Salvager of Bronze Cannon Worth Up To £1.2 Million Will Get No Reward
A diver who was refused a reward after recovering eight bronze cannon, worth up to £1.2 million, from a centuries-old wreck will no doubt be ruing his failure to seek prompt legal advice. The High Court found that he was not entitled to a penny due to his delay in lodging a formal salvage claim.
The man found the cannon on board the wreck of an East India Company ship that sank about 200 years ago. He incurred substantial expense in lifting them from the sea bed. He was obliged by Section 236 of the Merchant Shipping Act 1995 to notify the Receiver of Wreck of the find, but did not do so until three years later. He was prosecuted as a result of that delay and, after pleading guilty to a number of offences, received a fine and legal costs orders totalling over £30,000.
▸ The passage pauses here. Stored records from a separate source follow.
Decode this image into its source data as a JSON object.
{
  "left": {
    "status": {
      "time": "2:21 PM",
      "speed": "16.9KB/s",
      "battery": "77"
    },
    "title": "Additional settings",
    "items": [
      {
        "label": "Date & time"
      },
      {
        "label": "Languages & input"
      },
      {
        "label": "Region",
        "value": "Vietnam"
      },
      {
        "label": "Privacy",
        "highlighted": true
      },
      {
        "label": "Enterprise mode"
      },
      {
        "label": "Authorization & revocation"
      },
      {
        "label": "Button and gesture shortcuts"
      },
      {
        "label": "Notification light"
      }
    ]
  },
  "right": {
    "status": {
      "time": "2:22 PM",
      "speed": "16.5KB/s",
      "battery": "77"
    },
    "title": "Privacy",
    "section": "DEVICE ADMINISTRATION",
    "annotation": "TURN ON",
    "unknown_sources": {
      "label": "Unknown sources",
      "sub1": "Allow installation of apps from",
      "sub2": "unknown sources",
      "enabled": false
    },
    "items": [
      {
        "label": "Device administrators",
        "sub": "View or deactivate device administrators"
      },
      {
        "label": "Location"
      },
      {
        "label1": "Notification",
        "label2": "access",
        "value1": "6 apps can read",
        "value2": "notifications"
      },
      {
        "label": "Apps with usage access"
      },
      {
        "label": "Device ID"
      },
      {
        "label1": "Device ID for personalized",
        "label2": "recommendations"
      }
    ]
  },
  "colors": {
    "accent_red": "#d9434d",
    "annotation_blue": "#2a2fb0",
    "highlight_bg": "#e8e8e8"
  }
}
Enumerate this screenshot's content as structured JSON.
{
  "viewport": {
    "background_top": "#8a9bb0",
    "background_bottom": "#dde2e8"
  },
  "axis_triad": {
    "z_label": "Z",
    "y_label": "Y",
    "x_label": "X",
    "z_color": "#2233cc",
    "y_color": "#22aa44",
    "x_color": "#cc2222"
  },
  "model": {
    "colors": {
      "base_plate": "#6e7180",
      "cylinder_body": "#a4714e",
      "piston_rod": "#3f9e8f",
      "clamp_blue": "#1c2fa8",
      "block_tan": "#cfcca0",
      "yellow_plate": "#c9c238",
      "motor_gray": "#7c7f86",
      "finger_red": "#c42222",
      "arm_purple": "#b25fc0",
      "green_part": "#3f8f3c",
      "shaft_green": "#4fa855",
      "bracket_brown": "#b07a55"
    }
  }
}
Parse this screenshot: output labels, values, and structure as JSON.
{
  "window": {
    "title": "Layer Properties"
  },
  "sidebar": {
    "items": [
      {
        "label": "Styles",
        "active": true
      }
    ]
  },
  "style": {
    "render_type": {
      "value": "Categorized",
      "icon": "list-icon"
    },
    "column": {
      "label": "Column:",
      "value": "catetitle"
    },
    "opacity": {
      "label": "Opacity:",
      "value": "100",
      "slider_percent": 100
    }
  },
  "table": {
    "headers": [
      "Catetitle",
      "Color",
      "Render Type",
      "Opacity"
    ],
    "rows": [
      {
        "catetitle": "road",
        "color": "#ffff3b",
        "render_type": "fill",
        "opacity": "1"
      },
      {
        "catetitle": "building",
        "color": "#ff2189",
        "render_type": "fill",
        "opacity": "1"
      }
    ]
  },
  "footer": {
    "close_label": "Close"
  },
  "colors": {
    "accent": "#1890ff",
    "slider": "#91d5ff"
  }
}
The Department for Transport (DfT), under whose aegis wrecks found in UK territorial waters fall, rejected his claim for a salvage reward in respect of the cannon and other items that he had found at the sites of other wrecks. The DfT claimed that, in failing to promptly notify the Receiver of the finds, he had been guilty of fraud or other dishonesty and had clearly acted in bad faith.
In ruling on his judicial review challenge to that decision, the Court found that he had been treated unfairly in that he had not been given any opportunity to respond to those allegations. In rejecting his case, however, the Court noted that, by Article 23 of the Salvage Convention, such claims for reward have to be notified within two years of the termination of the relevant salvage operation. In the case of the cannon, that deadline had expired in 2010.